New Series Review #12: Bad Wolf Review

“I moisturise”

Ok… I normally start these reviews off with what I consider to be dialogue triumphs form the episode. However should I do that, then anyone who hasn’t seen Bad Wolf is going to get a bit of a spoiler. Which is something that I don’t want. Suffice to say, there was very little in the way of dialogue failures in this episode, and those lines which could have been better came from the guest television personalities (remember that phrase? We had it before the word “celebrity” got bandied about everyday…), so we’ll let them off.

Bad Wolf is of course – according to fan lore at the moment – the episode in the series when all of the loose ends are tied up. The identity of Bad Wolf will be revealed and the Doctor will no doubt be put in a situation which leads to his regeneration next week. This though is all conjecture, as few people actually know what will happen next week. What we do know is what a fantastic roller coaster we all experienced watching Bad Wolf.

The whole invasion of reality television as part of Doctor Who is on the whole well handled. This isn’t Doctor Who up for eviction, the Doctor becoming a real part of our lives; it isn’t a dumbing down of Doctor Who. Doctor Who embracing these reality formats is Doctor Who telling us that there are other things going on. Things that are hiding in shadows, always out of sight, pulling strings and shaping events. Reality television here is interpreted as a diversion, slight of hand, while the real power establishes itself. And yes, this is a kid’s show.

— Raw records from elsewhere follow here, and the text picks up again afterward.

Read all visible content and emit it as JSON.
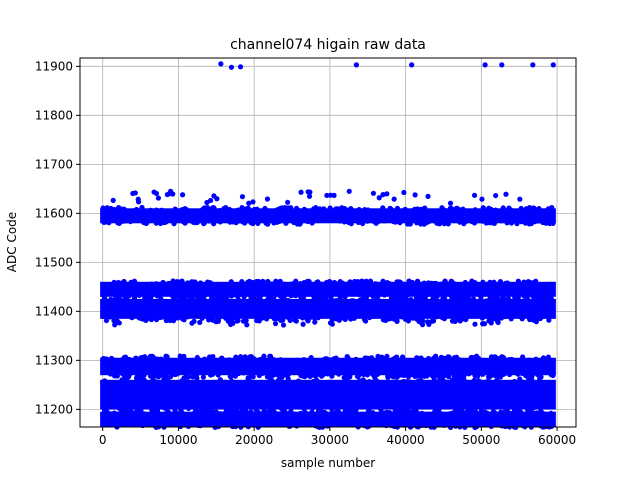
{
  "chart_data": {
    "type": "scatter",
    "title": "channel074 higain raw data",
    "xlabel": "sample number",
    "ylabel": "ADC Code",
    "xlim": [
      -3000,
      62500
    ],
    "ylim": [
      11164,
      11917
    ],
    "xticks": [
      0,
      10000,
      20000,
      30000,
      40000,
      50000,
      60000
    ],
    "xtick_labels": [
      "0",
      "10000",
      "20000",
      "30000",
      "40000",
      "50000",
      "60000"
    ],
    "yticks": [
      11200,
      11300,
      11400,
      11500,
      11600,
      11700,
      11800,
      11900
    ],
    "ytick_labels": [
      "11200",
      "11300",
      "11400",
      "11500",
      "11600",
      "11700",
      "11800",
      "11900"
    ],
    "grid": true,
    "marker_color": "#0000ff",
    "series": [
      {
        "values_description": "dense band",
        "x_range": [
          0,
          59500
        ],
        "y_range": [
          11170,
          11190
        ]
      },
      {
        "x_range": [
          0,
          59500
        ],
        "y_range": [
          11205,
          11255
        ]
      },
      {
        "x_range": [
          0,
          59500
        ],
        "y_range": [
          11275,
          11300
        ]
      },
      {
        "x_range": [
          0,
          59500
        ],
        "y_range": [
          11390,
          11420
        ]
      },
      {
        "x_range": [
          0,
          59500
        ],
        "y_range": [
          11435,
          11455
        ]
      },
      {
        "x_range": [
          0,
          59500
        ],
        "y_range": [
          11585,
          11605
        ]
      }
    ],
    "outliers": [
      {
        "x": 15600,
        "y": 11905
      },
      {
        "x": 17000,
        "y": 11898
      },
      {
        "x": 18200,
        "y": 11899
      },
      {
        "x": 33500,
        "y": 11903
      },
      {
        "x": 40800,
        "y": 11903
      },
      {
        "x": 50500,
        "y": 11903
      },
      {
        "x": 52700,
        "y": 11903
      },
      {
        "x": 56800,
        "y": 11903
      },
      {
        "x": 59500,
        "y": 11903
      }
    ]
  }
}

From the arrival on the Game Station (previously Platform 5 in The Long Game), the travellers are put to the ultimate test – compete, play to win, or die. While they all realise they are out of place, only the Doctor recalls how they came to be taken from the TARDIS. Encountering “Lynda with a Y”, he takes her with him as he sweeps out of the Big Brother House – one of 60 – in order to search for Rose. Captain Jack isn’t on the Doctor’s list of people to rescue…

The Controller of the Game Station is a pitiful cadaver of human existence. She has been bred in order to control the games, which all run through her. Her role seems important – surely she is behind the mystery, perhaps even behind the whole BAD WOLF meme? But no, she is dispatched of by the Doctor’s hidden enemies who fear him…

Of course, this episode is a parallel of the whole series – something has been planned, hinted at, of which neither we nor the Doctor and Rose have been aware of or able to fathom out. The Daleks have survived the Time War, and only the Doctor can save humanity from almost half a million Daleks. The realisation, the moment of truth in this episode, leads the viewer in to a false sense – here are the Daleks, here comes the theme tune. But no. Clever use of reflection on the Dalek craft and the Dalek eyestalk POV shot as we discover that while Rose may not be dead, she is in mortal danger, leads us to believe the Daleks’ discovery will lead us into the preview of next week. Instead we get a defiant Doctor, a true hero promising to rescue Rose from the Dalek fleet, save the Earth and destroy every last Dalek.

Christopher Eccleston’s acting ability has never been in question. However, while some questioned his choice of roles in the past, many were baffled by his accepting the lead role in Doctor Who. He has been nothing short of brilliant as the series build momentum, and is the template for future Doctors. His impact on the role has been remarkable, and David Tennant truly has a job as large as Pat Troughton’s in 1966 in taking over the lead part. The Doctor’s reaction to the apparent death of Rose was the saddest moment on television this year.

Billie Piper was not the focal point of the episode this week – the Doctor’s discovery of the games and the Controller’s purpose for bringing him to the Game Station was far too important. However her performance on “The Weakest Link” was what you would expect from a 19 year old from 2005 lost in 200,100. The Anne Droid, meanwhile, was pretty fearsome. Trinny and Susannah of “What Not To Wear”, meanwhile, appeared to have been superseded by digital versions from the PlayMobil factory. Again, Captain Jack is used for comic effect – but can he be hiding a deeper secret?

The supporting cast did their jobs – support. The Doctor, Rose, Jack and the Daleks were the stars of this episode. While perhaps overplaying their parts (Fitch in “The Weakest Link”, the entire “Big Brother” house), they serve their purpose of ensuring the emotional focus lies entirely on the TARDIS crew.

When next we meet the Ninth Doctor, it may be for the last time. I said some weeks ago how The Doctor Dances had to match The Empty Child and have a good resolution to the cliffhanger. The same goes here. I don’t think I’m going to be disappointed by The Parting of the Ways – just very sorry to see a wonderful series come to an end.